「月詠ちゃんはどうしてあんなことをしたの?」
「ん~???私からは何もしてませんよ~~?」
「ならどうして?」
「あの人達は自分達とは違う考えを持っている私のことが気に食わなかったんじゃないんですか~~?襲われたからやり返した、それだけですよ~~。それよりも!いまは師範やお兄はんと闘いたくてしょうがないんです~~。」
ツナは月詠と交流をしようと会話を続けていくが、月詠は会話よりも闘いを優先したいらしく目をキュピーンと光らせてツナから武器を奪おうと襲いかかる。
「武器ならちゃんと返すから慌てないで。」
「いいんですか~~?お兄さんは素手ですよね。神鳴流は無手でも戦えるんですよ~~。」
「俺のスタイルは近接格闘が主体だから気にしないでいいよ。今回は一撃で終わらせるつもりだけどね。」
ツナは月詠が近くにくると持っていた二刀をッポイ!っと投げて後ろに跳躍する。月詠は刀を受け取ると可愛らしく首を傾げるが、ツナの返答を聞き嬉しそうに舌なめずりをした。

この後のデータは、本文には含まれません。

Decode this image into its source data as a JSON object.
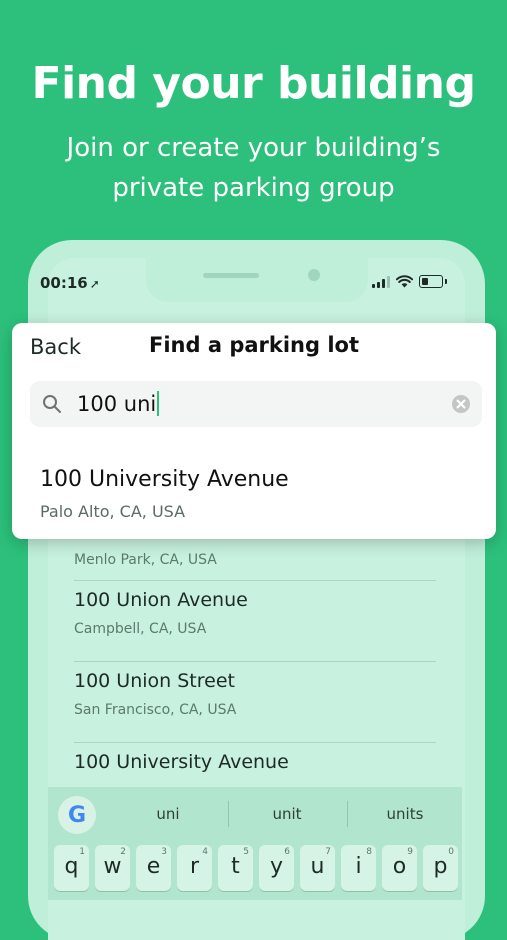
{
  "hero": {
    "title": "Find your building",
    "subtitle": "Join or create your building’s private parking group"
  },
  "status_bar": {
    "time": "00:16",
    "icons": [
      "location-arrow-icon",
      "signal-icon",
      "wifi-icon",
      "battery-icon"
    ]
  },
  "search_card": {
    "back_label": "Back",
    "title": "Find a parking lot",
    "search_value": "100 uni",
    "top_result": {
      "name": "100 University Avenue",
      "location": "Palo Alto, CA, USA"
    }
  },
  "results": [
    {
      "name": "",
      "location": "Menlo Park, CA, USA"
    },
    {
      "name": "100 Union Avenue",
      "location": "Campbell, CA, USA"
    },
    {
      "name": "100 Union Street",
      "location": "San Francisco, CA, USA"
    },
    {
      "name": "100 University Avenue",
      "location": ""
    }
  ],
  "keyboard": {
    "suggestions": [
      "uni",
      "unit",
      "units"
    ],
    "row1": [
      {
        "key": "q",
        "num": "1"
      },
      {
        "key": "w",
        "num": "2"
      },
      {
        "key": "e",
        "num": "3"
      },
      {
        "key": "r",
        "num": "4"
      },
      {
        "key": "t",
        "num": "5"
      },
      {
        "key": "y",
        "num": "6"
      },
      {
        "key": "u",
        "num": "7"
      },
      {
        "key": "i",
        "num": "8"
      },
      {
        "key": "o",
        "num": "9"
      },
      {
        "key": "p",
        "num": "0"
      }
    ],
    "logo_letter": "G"
  },
  "colors": {
    "brand_green": "#2cc07c",
    "phone_body": "#bfeed9",
    "screen": "#c8f1df",
    "caret": "#2cc07c"
  }
}
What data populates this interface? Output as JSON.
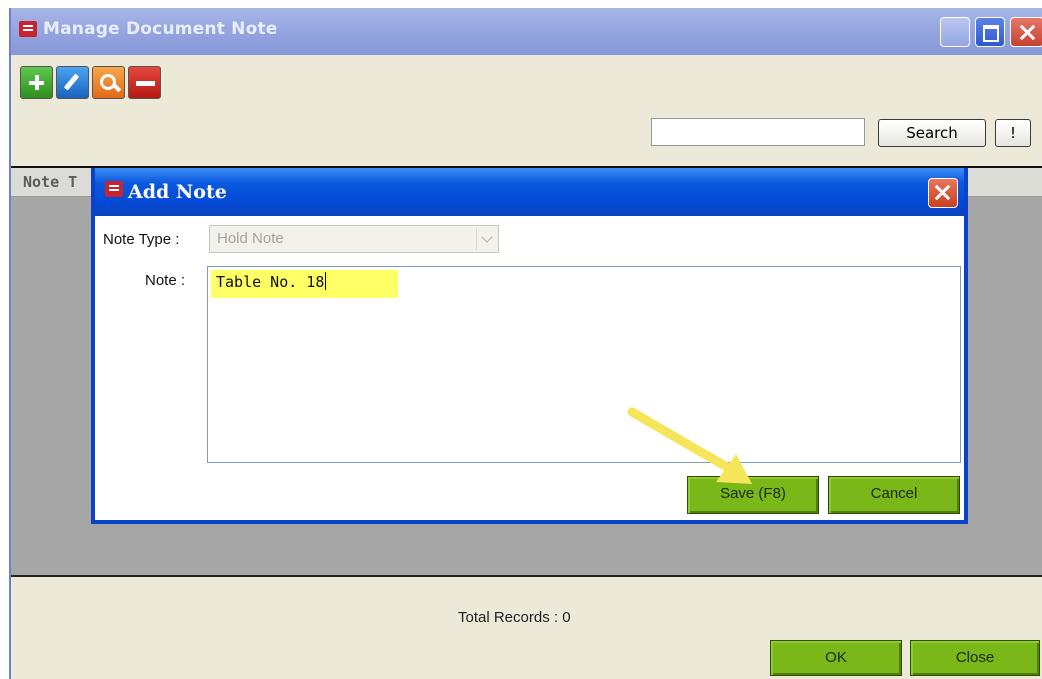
{
  "window": {
    "title": "Manage Document Note"
  },
  "search": {
    "value": "",
    "button_label": "Search",
    "extra_label": "!"
  },
  "grid": {
    "columns": [
      "Note T"
    ]
  },
  "footer": {
    "total_records": "Total Records : 0",
    "ok_label": "OK",
    "close_label": "Close"
  },
  "dialog": {
    "title": "Add Note",
    "note_type_label": "Note Type :",
    "note_type_value": "Hold Note",
    "note_label": "Note :",
    "note_value": "Table No. 18",
    "save_label": "Save (F8)",
    "cancel_label": "Cancel"
  },
  "toolbar": {
    "icons": [
      "add-icon",
      "edit-icon",
      "view-icon",
      "delete-icon"
    ]
  },
  "colors": {
    "title_bar_inactive": "#95a6e0",
    "dialog_title": "#0449d6",
    "button_green": "#7ab718",
    "highlight": "#ffff66",
    "annotation_arrow": "#f5e55a"
  }
}
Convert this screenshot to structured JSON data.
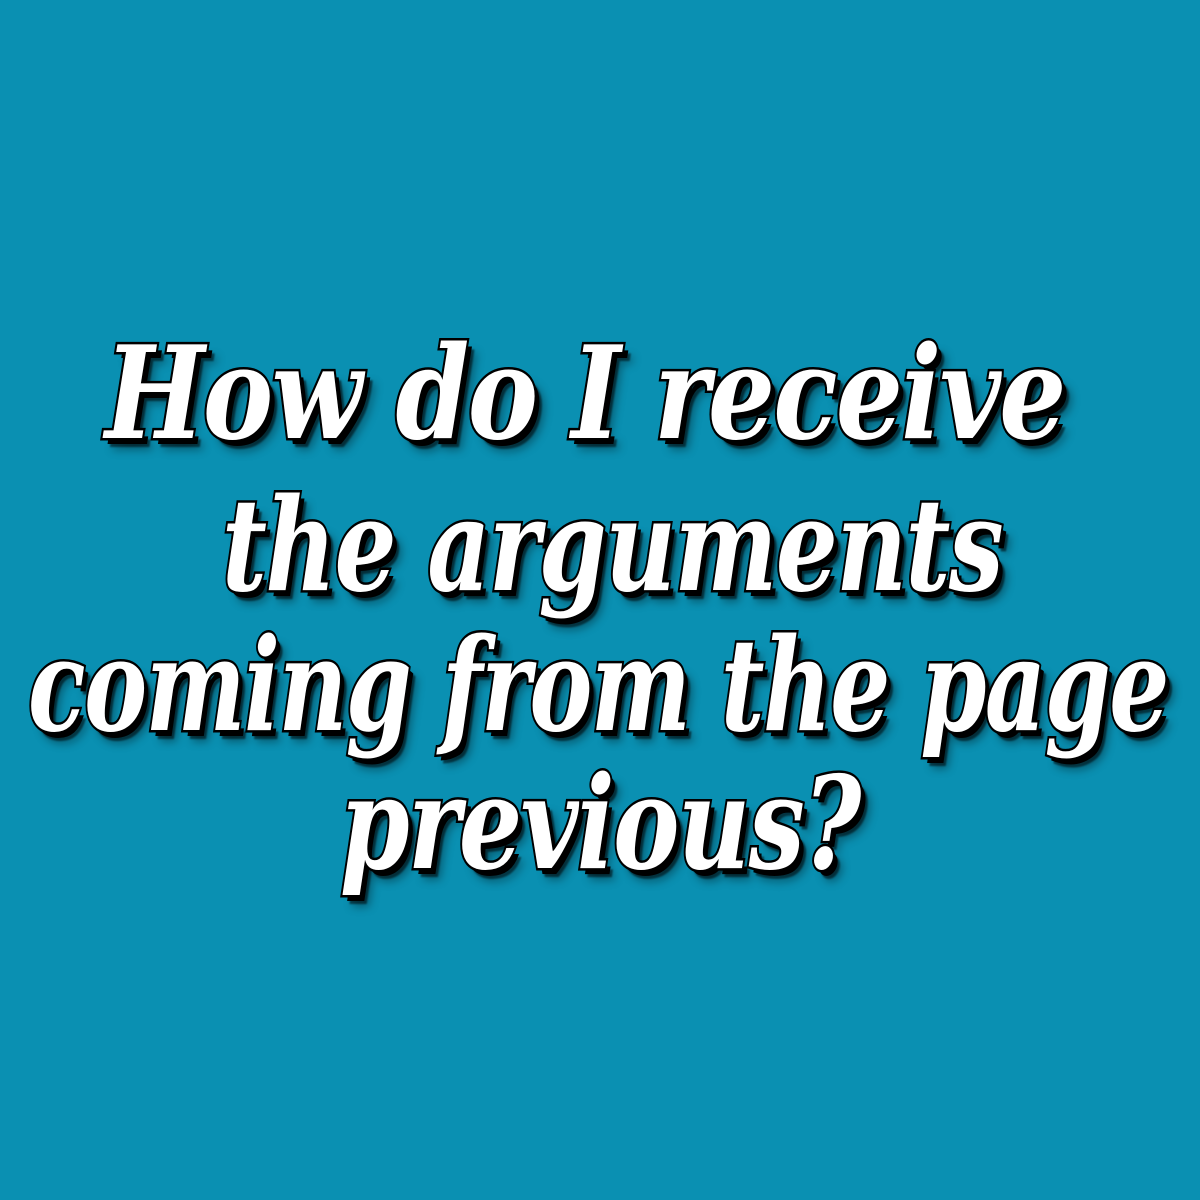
{
  "background_color": "#0a90b2",
  "text_color": "#ffffff",
  "outline_color": "#000000",
  "lines": [
    "How do I receive",
    "the arguments",
    "coming from the page",
    "previous?"
  ]
}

「ちょ!!なんなんですかこの状況は!?まさか道場に襲撃!?素子さん!鶴子師範はどちらに?」
「待ってください刀子さん!!いまそちらには!」
「刀子はんかー。またタイミングが悪い時に来ましたね。」
「ふん。いまさらどうすることもできないだろう。いざとなれば記憶を操作すればいい。」
「鶴子師範!!それに・・・・エヴァンジェリンさんに・・・ツナヨシくん?」
「刀子はんとりあえず落ちついてこちらに来なはい。」
「二度も説明はせんぞ。ツナもこちら側の事情を知っている。そして道場で暴れたのは倒れていた門下生とあの小娘の喧嘩だ。少々やりすぎではあるが、あの小娘の話が本当なら門下生どもの教育もする必要があるぞ。」
「聞いても本当のことを言うかはわかりませんし、どちらにしても一から鍛え直しをするつもりどす。」
「な!!いつからツナヨシくんはこちら側のことを!学園長はこのことを知っているのですか!?」
「あのジジイにはいうなよ葛葉刀子!!いまは静かに見ていろ。この戦いに水を差すことは私が許さん!」
ツナと月詠が向き合って対峙している中、道場の方が騒がしくなり、勢いよく開けられた襖から葛葉刀子が飛び出してきた。飛び出した葛葉刀子は庭の状況を確認し、いるはずのない二人の存在が目に入ると驚いて動けなくなってしまう。すると鶴子は刀子を呼び寄せ、エヴァと一緒に状況の説明をして、手出しは無用だと釘を刺した。
「あら~~またお一人美味しそうなお人が、お兄はんもいいんですが、うちはどちらかというと強い女性の方が大好きなんですよ。だからすぐに終わりにしましょう。」
「そうだね。・・・お喋りはこれで終わりだ。」
ツナは一言呟くと手袋を装着し目を閉じた。すると手袋はガントレットに変化し綺麗な橙の炎を額と拳に灯し、隠していた闘志を剥き出しにした。すると闘志を向けられた月詠は倒れ込み、手では必死に立ち上がろうとしているが身体が言うことをきかないのか地に縫い付けられたように起き上がることができずにいた。
「ッ!!お兄はんやりますね~~。立つこともできないなんて初めての経験です~~。うちの首を取るならいまがチャンスですよ~~。」
「なんて圧力・・・・ツナヨシくん。」
「ふふふ 直に向けられていないうち達ですら足が震えて立っているのがやっとです。素子はんは・・・あかん月詠はんと同じようになってしまってますな。まさかこれほどとは・・・。エヴァはんは知っていたん?」
「ふん そこまで口が回れば十分だろう。前に一度だけ殺気を出したのを見たことがあるがこの比ではないぞ。あいつも相当な修羅場を潜っているんだろう。ん?手に炎を集めてツナのやつ何をやるつもりだ?」
ツナは柔の炎を集め両腕をクロスさせながら掌を月詠に向ける、背中からも炎が溢れ出し、その光景を正面から見ていた月詠は場違いにもまるで天使の羽のように綺麗だと感じていた。
「少し怖いかもしれないが我慢してくれ。・・・・・・・ XX BURNER!!」
ツナから放たれた炎は無慈悲にも月詠をのみこんでいった。